News | August 15, 2017

TVA filed 5 motions asking the court to throw out all or part of Gallatin case

With the recent court ruling, SELC won its federal Clean Water Act trial against the Tennessee Valley Authority, the nation’s largest public utility, for its coal ash pollution of Tennessee’s Cumberland River. This is the first ruling of its kind in the United States, and it represents a significant step forward in efforts to protect the rivers and lakes of the Southeast from toxic coal ash pollution.

In 2014, the four-lawyer Tennessee office, based in Nashville, initiated the lawsuit on behalf of the Tennessee Clean Water Network and Tennessee Scenic Rivers Association.

The first legal action SELC took in 2014 was to send TVA a federal 60-day Notice of Intent to Sue for permit and Clean Water Act violations. As a result of the notice, just before the conclusion of the 60-day period, the State of Tennessee Department of Environment and Conservation filed an enforcement action against TVA in state court. Shortly thereafter, state officials and TVA entered into an agreed temporary injunction that requires TVA to conduct an intensive study of the scope of contamination at the Gallatin site. SELC intervened on behalf of our clients in that case.

In addition to intervening in the state case, SELC went on to file the federal case, and a trial was held January 30, 2017 through February 2, 2017. After a four-day trial, the chief judge of the federal court in Nashville ordered TVA to excavate and move all of its coal ash at the Gallatin Fossil Plant from leaking, unlined pits constructed over an unknown number of sinkholes to safe, lined storage.

Obtaining this ruling against a utility of TVA’s size was a massive undertaking for SELC’s four-attorney Tennessee office. TVA filed five motions asking the court to throw out all or part of the case and SELC filed hundreds of pages of briefing and expert affidavits to overcome those efforts and get to trial. TVA produced roughly 650,000 pages of documents and there were 276 exhibits in the trial.

TVA argued to the court that there was no connection between the coal ash ponds and the river, that ash was not in contact with the groundwater, and that there were no current leaks of coal ash through sinkholes underneath the unlined, earthen ash pits. TVA asked the court to allow it to close the ponds in place by covering over more than 5 million tons of wet ash and leaving the ash in the ground, where it would remain in contact with the groundwater in perpetuity.
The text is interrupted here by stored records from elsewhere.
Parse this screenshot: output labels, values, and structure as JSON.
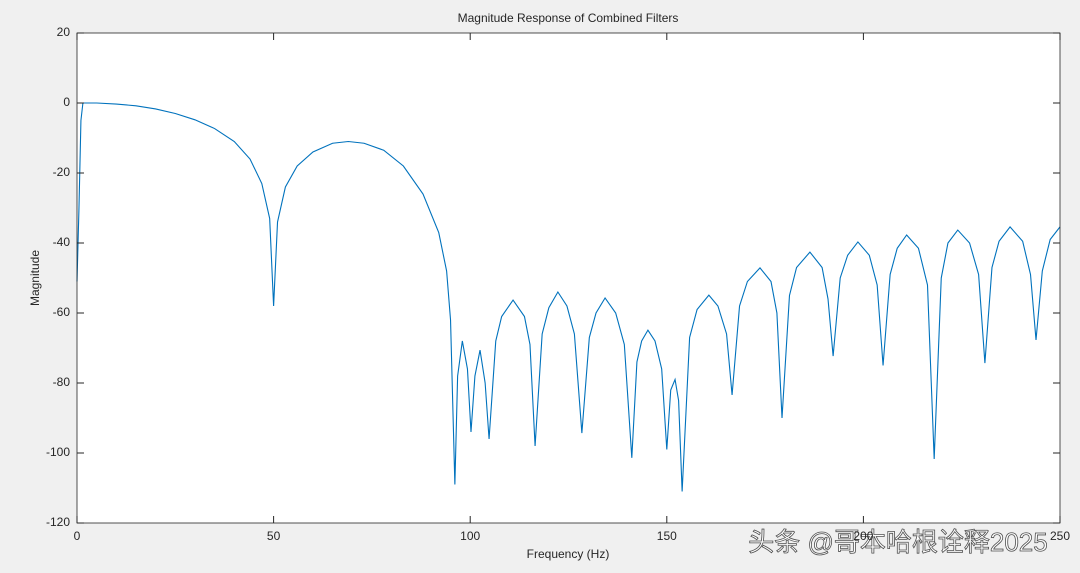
{
  "chart_data": {
    "type": "line",
    "title": "Magnitude Response of Combined Filters",
    "x_label": "Frequency (Hz)",
    "y_label": "Magnitude",
    "xlim": [
      0,
      250
    ],
    "ylim": [
      -120,
      20
    ],
    "xticks": [
      0,
      50,
      100,
      150,
      200,
      250
    ],
    "yticks": [
      -120,
      -100,
      -80,
      -60,
      -40,
      -20,
      0,
      20
    ],
    "grid": false,
    "annotation": "头条 @哥本哈根诠释2025",
    "series": [
      {
        "name": "Magnitude",
        "color": "#0072bd",
        "x": [
          0,
          0.5,
          1,
          1.5,
          5,
          10,
          15,
          20,
          25,
          30,
          35,
          40,
          44,
          47,
          49,
          50,
          51,
          53,
          56,
          60,
          65,
          69,
          73,
          78,
          83,
          88,
          92,
          94,
          95,
          96.1,
          96.8,
          98,
          99.3,
          100.2,
          101.2,
          102.5,
          103.8,
          104.8,
          106.5,
          108,
          110.9,
          113.8,
          115.2,
          116.5,
          118.3,
          120,
          122.3,
          124.6,
          126.5,
          128.4,
          130.3,
          132,
          134.3,
          137,
          139.2,
          141.1,
          142.4,
          143.6,
          145.2,
          147,
          148.7,
          150,
          151,
          152.1,
          153,
          153.9,
          155.8,
          157.7,
          160.7,
          163,
          165.2,
          166.6,
          168.5,
          170.5,
          173.7,
          176.5,
          178,
          179.3,
          181.2,
          183,
          186.4,
          189.5,
          191,
          192.3,
          194.1,
          196,
          198.6,
          201.5,
          203.5,
          205,
          206.8,
          208.6,
          211,
          214,
          216.3,
          218,
          219.8,
          221.5,
          224,
          227,
          229.3,
          230.9,
          232.7,
          234.5,
          237.3,
          240.5,
          242.5,
          243.9,
          245.5,
          247.5,
          250
        ],
        "values": [
          -51,
          -30,
          -5,
          0,
          0,
          -0.3,
          -0.8,
          -1.7,
          -3,
          -4.8,
          -7.3,
          -11,
          -16,
          -23,
          -33,
          -58,
          -34,
          -24,
          -18,
          -14,
          -11.5,
          -11,
          -11.5,
          -13.5,
          -18,
          -26,
          -37,
          -48,
          -62,
          -109,
          -78,
          -68,
          -76,
          -94,
          -78,
          -70.6,
          -80,
          -96,
          -68,
          -61,
          -56.3,
          -61,
          -69,
          -98,
          -66,
          -58.5,
          -54,
          -58,
          -66,
          -94.3,
          -67,
          -60,
          -55.7,
          -60,
          -69,
          -101.4,
          -74,
          -68,
          -64.9,
          -68,
          -76,
          -99,
          -82,
          -79,
          -85,
          -111,
          -67,
          -59,
          -54.9,
          -58,
          -66,
          -83.4,
          -58,
          -51,
          -47.1,
          -51,
          -60,
          -90,
          -55,
          -47,
          -42.6,
          -47,
          -56,
          -72.3,
          -50,
          -43.5,
          -39.7,
          -43.5,
          -52,
          -75,
          -49,
          -41.5,
          -37.7,
          -41.5,
          -52,
          -101.7,
          -50,
          -40,
          -36.3,
          -40,
          -49,
          -74.3,
          -47,
          -39.5,
          -35.4,
          -39.5,
          -49,
          -67.7,
          -48,
          -39,
          -35.4
        ]
      }
    ]
  }
}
In a 123-page ruling, the chief judge said:

Giving the Court’s blessing to closure in place at this juncture would amount to nothing less than rolling the dice and hoping that reality bears out TVA’s understandably self-interested contention that closure in place will be adequate… If closure in place did prove inadequate, the likely, if not inevitable, result would be yet more litigation—and, of course, decade after decade of the public simply having to hope that whatever unplanned, incidental leakage that was coming from the impoundments was not enough to do them significant harm… As long as the ash remains where it is in either site, there is every reason to think that the dangers, uncertainties, and conflicts giving rise to this case will survive another twenty years, forty-five years, or more. While the process of closure by removal would not be swift, it would, at least, end… While the burden of closure by removal may be great, it is the only adequate resolution to an untenable situation that has gone on for far too long. From the Court’s privileged vantage point in 2017, and based on all of the evidence presented at trial, it is difficult to imagine why anyone would choose to build an unlined ash waste pond in karst terrain immediately adjacent to a river…Nevertheless, while the decision to build the Ash Pond Complex is in the past, the consequences of that decision continue today, and it now falls on the Court to address them. The way to do so is not to cover over those decades-old mistakes, but to pull them up by their roots. TVA, as the entity responsible for the ponds, must be the entity to do so… TVA will be ordered to excavate the coal ash waste impounded at the Gallatin Plant and remove it to an appropriate lined site that does not pose a substantial risk of discharges into the waters of the United States.

TVA has 30 days to send a plan to the court for excavation and removal and is required to send periodic updates on its progress. We will review TVA’s submission and monitor its progress.